[lbo-talk] Kenneally, some notes and background

Michael Smith mjs at smithbowen.net
Fri Jun 12 08:38:50 PDT 2009


On Fri, 12 Jun 2009 11:03:21 -0400 ravi <ravi at platosbeard.org> wrote:


> Wait, that's not true, is it? Chomsky's UG is not the English grammar
> we know and hate, but a more abstract one which will probably be
> satisfied by literal transcripts, etc. No?

UG is better thought of as the set of formal constraints (if any) on the grammars of actual languages. English has its own grammar (not the same thing schoolmarms teach, of course) which is, as Chomsky has said at least at one time, UG plus specific parameters (to oversimplify quite a lot).
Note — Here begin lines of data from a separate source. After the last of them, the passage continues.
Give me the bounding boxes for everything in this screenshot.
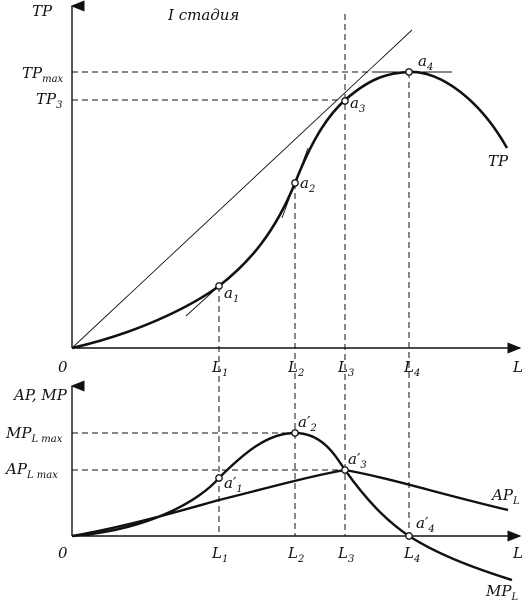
bottom-x-axis-label: L [512,544,523,562]
bottom-l3-label: L3 [337,544,354,565]
tp3-tick-label: TP3 [36,90,62,111]
point-a1-prime [215,474,223,482]
tp-curve [71,70,509,350]
origin-ray [71,29,413,349]
point-a4 [405,68,413,76]
top-l1-label: L1 [211,358,228,379]
label-a4: a4 [418,52,433,73]
top-x-axis-label: L [512,358,523,376]
label-a2-prime: a′2 [298,413,317,434]
top-y-axis-label: TP [32,2,53,20]
ap-curve-label: APL [490,486,520,507]
bottom-l2-label: L2 [287,544,304,565]
point-a2-prime [291,429,299,437]
point-a2 [291,179,299,187]
mp-curve-label: MPL [485,582,518,603]
bottom-y-axis-label: AP, MP [12,386,68,404]
ap-max-tick-label: APL max [4,460,58,481]
top-l3-label: L3 [337,358,354,379]
label-a2: a2 [300,174,315,195]
mp-max-tick-label: MPL max [5,424,63,445]
ap-curve [71,468,509,538]
top-l4-label: L4 [403,358,420,379]
label-a1-prime: a′1 [224,474,243,495]
label-a3: a3 [350,94,365,115]
tp-curve-label: TP [488,152,509,170]
label-a1: a1 [224,284,239,305]
bottom-l4-label: L4 [403,544,420,565]
top-origin-label: 0 [58,358,68,376]
bottom-origin-label: 0 [58,544,68,562]
tp-max-tick-label: TPmax [22,64,64,85]
point-a3-prime [341,466,349,474]
point-a4-prime [405,532,413,540]
label-a4-prime: a′4 [416,514,435,535]
mp-curve [71,431,513,582]
stage-one-label: I стадия [167,6,239,24]
top-l2-label: L2 [287,358,304,379]
bottom-l1-label: L1 [211,544,228,565]
point-a1 [215,282,223,290]
label-a3-prime: a′3 [348,450,367,471]
point-a3 [341,97,349,105]
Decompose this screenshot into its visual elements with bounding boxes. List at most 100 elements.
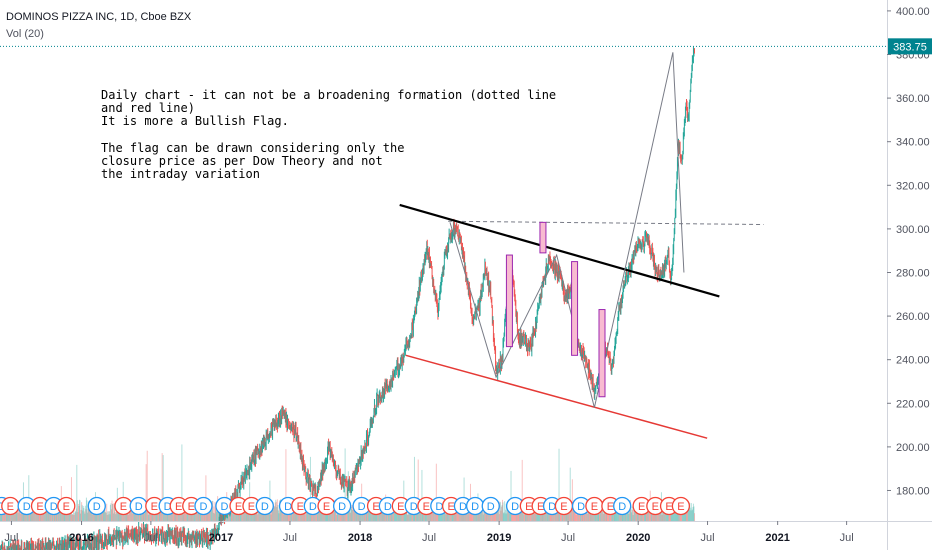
- volume-bar: [211, 500, 213, 521]
- volume-bar: [290, 509, 292, 521]
- volume-bar: [66, 513, 68, 521]
- volume-bar: [648, 508, 650, 521]
- event-marker-e: [57, 496, 76, 516]
- volume-bar: [252, 510, 254, 521]
- volume-bar: [177, 511, 179, 521]
- volume-bar: [72, 513, 74, 521]
- volume-bar: [353, 503, 355, 521]
- event-marker-label: E: [297, 501, 304, 513]
- volume-bar: [85, 497, 87, 521]
- x-tick-label: 2021: [765, 532, 789, 544]
- volume-bar: [181, 444, 183, 521]
- volume-bar: [479, 512, 481, 521]
- volume-bar: [253, 509, 255, 521]
- y-tick-label: 280.00: [896, 267, 930, 279]
- volume-bar: [484, 507, 486, 521]
- volume-bar: [110, 509, 112, 521]
- volume-bar: [588, 512, 590, 521]
- volume-bar: [76, 500, 78, 521]
- volume-bar: [66, 514, 68, 521]
- annotation-text[interactable]: Daily chart - it can not be a broadening…: [101, 88, 557, 182]
- volume-bar: [145, 509, 147, 521]
- volume-bar: [655, 509, 657, 521]
- volume-bar: [22, 511, 24, 521]
- volume-bar: [600, 510, 602, 521]
- volume-indicator-label[interactable]: Vol (20): [6, 28, 44, 40]
- volume-bar: [360, 513, 362, 521]
- volume-bar: [197, 508, 199, 521]
- earnings-dividend-markers[interactable]: DEDEDEDEDEDEEDDEEDDEDEDDEDEDEDEDDDDEEDED…: [0, 496, 691, 516]
- volume-bar: [564, 511, 566, 521]
- volume-bar: [6, 508, 8, 521]
- volume-bar: [207, 513, 209, 521]
- volume-bar: [489, 513, 491, 521]
- last-price-label: 383.75: [893, 41, 927, 53]
- event-marker-label: D: [618, 501, 626, 513]
- volume-bar: [358, 512, 360, 521]
- volume-bar: [40, 514, 42, 521]
- volume-bar: [546, 513, 548, 521]
- trend-drawings: [399, 52, 764, 439]
- volume-bar: [260, 512, 262, 521]
- volume-bar: [153, 509, 155, 521]
- volume-bar: [613, 514, 615, 521]
- volume-bar: [88, 501, 90, 521]
- event-marker-label: E: [423, 501, 430, 513]
- volume-bar: [437, 512, 439, 521]
- volume-bar: [475, 512, 477, 521]
- volume-bar: [675, 512, 677, 521]
- volume-bar: [489, 513, 491, 521]
- volume-bar: [444, 507, 446, 521]
- volume-bar: [503, 513, 505, 521]
- volume-bar: [282, 514, 284, 521]
- volume-bar: [276, 499, 278, 521]
- event-marker-label: D: [261, 501, 269, 513]
- time-axis[interactable]: Jul 2016 Jul 2017 Jul 2018 Jul 2019 Jul 2020 Jul 20…: [4, 521, 854, 544]
- volume-bar: [481, 505, 483, 521]
- volume-bar: [212, 501, 214, 521]
- price-axis[interactable]: 180.00 200.00 220.00 240.00 260.00 280.00 300.…: [887, 6, 930, 498]
- volume-bar: [103, 508, 105, 521]
- volume-bar: [336, 514, 338, 521]
- volume-bar: [178, 513, 180, 521]
- event-marker-label: D: [23, 501, 31, 513]
- volume-bar: [184, 508, 186, 521]
- volume-bar: [341, 510, 343, 521]
- volume-bar: [671, 509, 673, 521]
- volume-bar: [658, 509, 660, 521]
- volume-bar: [340, 511, 342, 521]
- volume-bar: [158, 510, 160, 521]
- volume-bar: [259, 511, 261, 521]
- volume-bar: [686, 510, 688, 521]
- volume-bar: [75, 508, 77, 521]
- volume-bar: [104, 501, 106, 521]
- volume-bar: [370, 512, 372, 521]
- volume-bar: [608, 511, 610, 521]
- volume-bar: [150, 512, 152, 521]
- volume-bar: [421, 469, 423, 521]
- volume-bar: [147, 514, 149, 521]
- volume-bar: [395, 513, 397, 521]
- volume-bar: [109, 504, 111, 521]
- volume-bar: [628, 514, 630, 521]
- volume-bar: [493, 513, 495, 521]
- volume-bar: [412, 509, 414, 521]
- volume-bar: [350, 509, 352, 521]
- volume-bar: [91, 514, 93, 521]
- event-marker-label: D: [487, 501, 495, 513]
- volume-bar: [426, 514, 428, 521]
- volume-bar: [183, 509, 185, 521]
- flag-upper-trendline: [399, 203, 720, 298]
- volume-bar: [208, 512, 210, 521]
- volume-bar: [386, 514, 388, 521]
- symbol-title[interactable]: DOMINOS PIZZA INC, 1D, Cboe BZX: [6, 11, 192, 23]
- volume-bar: [344, 512, 346, 521]
- volume-bar: [568, 510, 570, 521]
- volume-bar: [373, 513, 375, 521]
- volume-bar: [496, 510, 498, 521]
- volume-bar: [69, 512, 71, 521]
- volume-bar: [317, 505, 319, 521]
- volume-bar: [203, 514, 205, 521]
- volume-bar: [283, 509, 285, 521]
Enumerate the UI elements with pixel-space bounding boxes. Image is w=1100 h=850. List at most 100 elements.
And what kids hear is a mishmash. People don't finish their sentences. They forget what the subject was. They get lost in a subordinate clause and never climb out. How does the kid distinguish the badly-formed utterances from the well-formed ones?

It's a bit like the deconvolution algorithm for sharpening a blurry image. It works quite well *if* you have some information about the way the image was created in the first place. The UG postulate is that necessary information information about how the image was created. (This is my analogy not Chomsky's.)
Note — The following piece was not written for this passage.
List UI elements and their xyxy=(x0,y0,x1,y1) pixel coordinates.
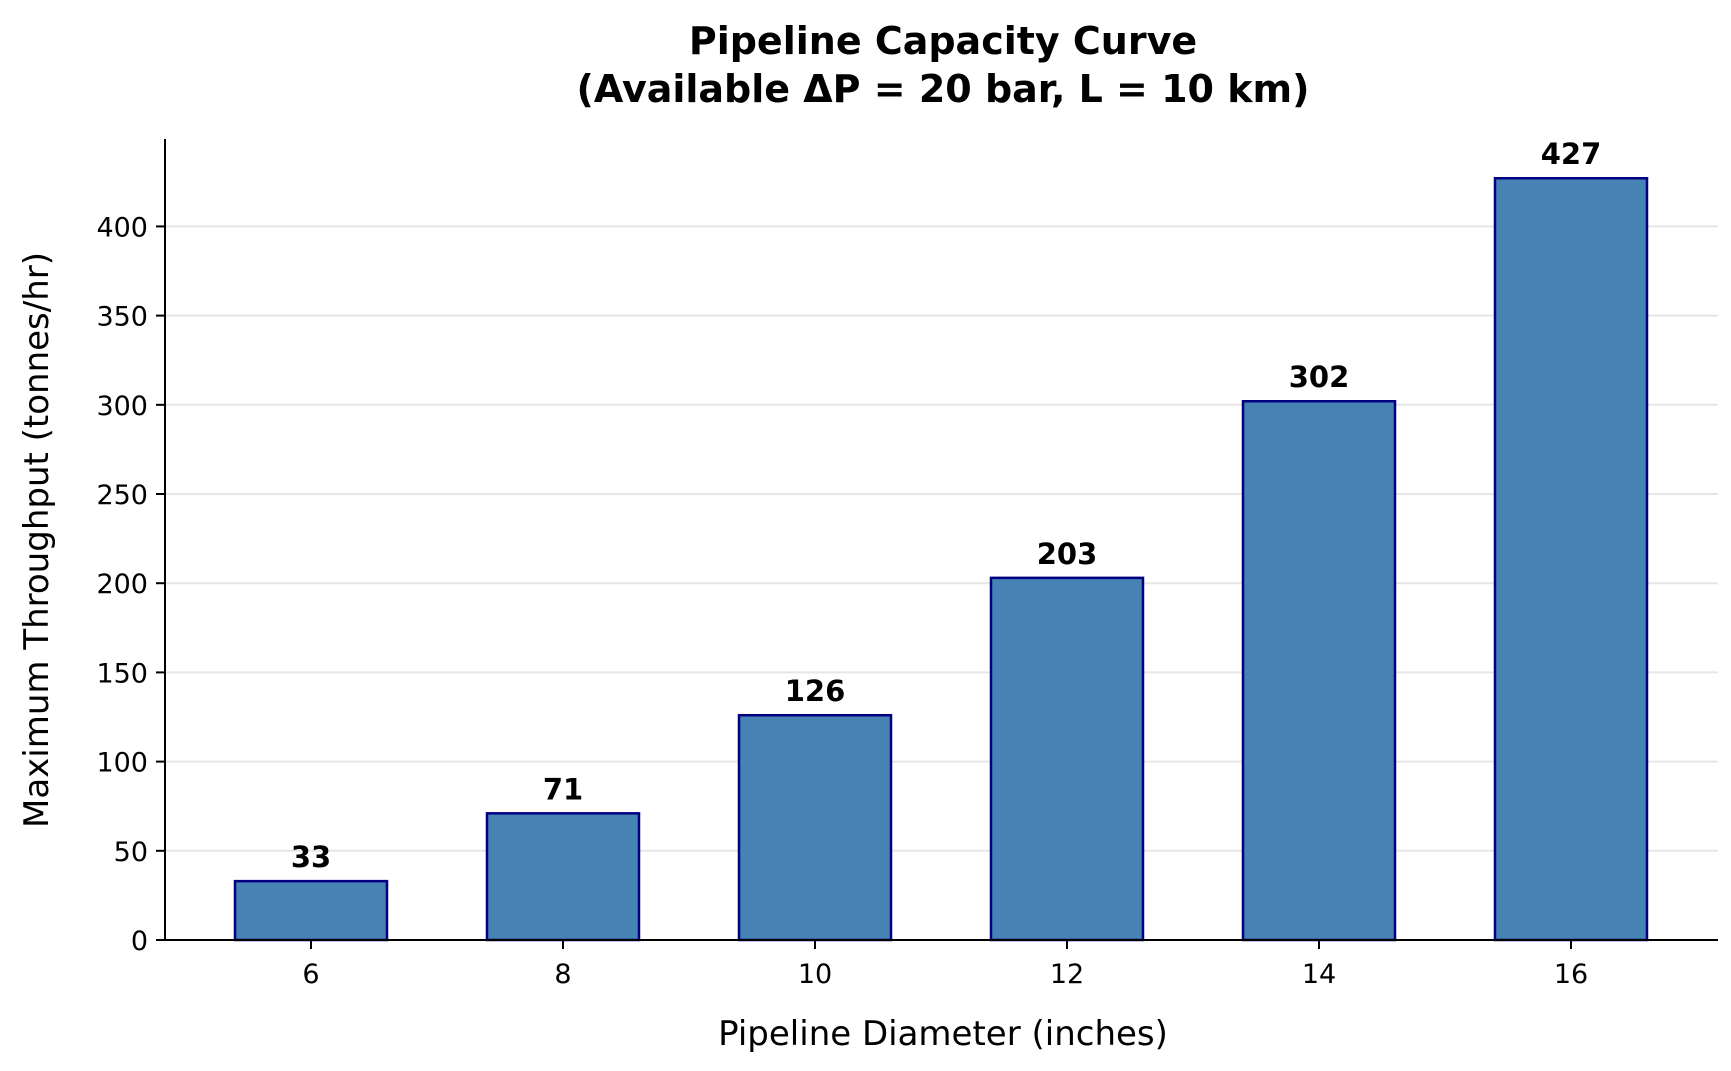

> That's a fair summary of what I was saying. One more thing: just as in
> the Creator theory, but to a lesser degree, the postulated entity
> offers no explanatory benefit, and if some child behavioural
> psychologists are to be believed, it has negative predictive benefit.

Those of us who find the poverty-of-input argument persuasive believe that it explains something which otherwise needs explaining. Are there competing explanations these days? Since I haven't really kept up, there's a lot of recent work that I won't have read.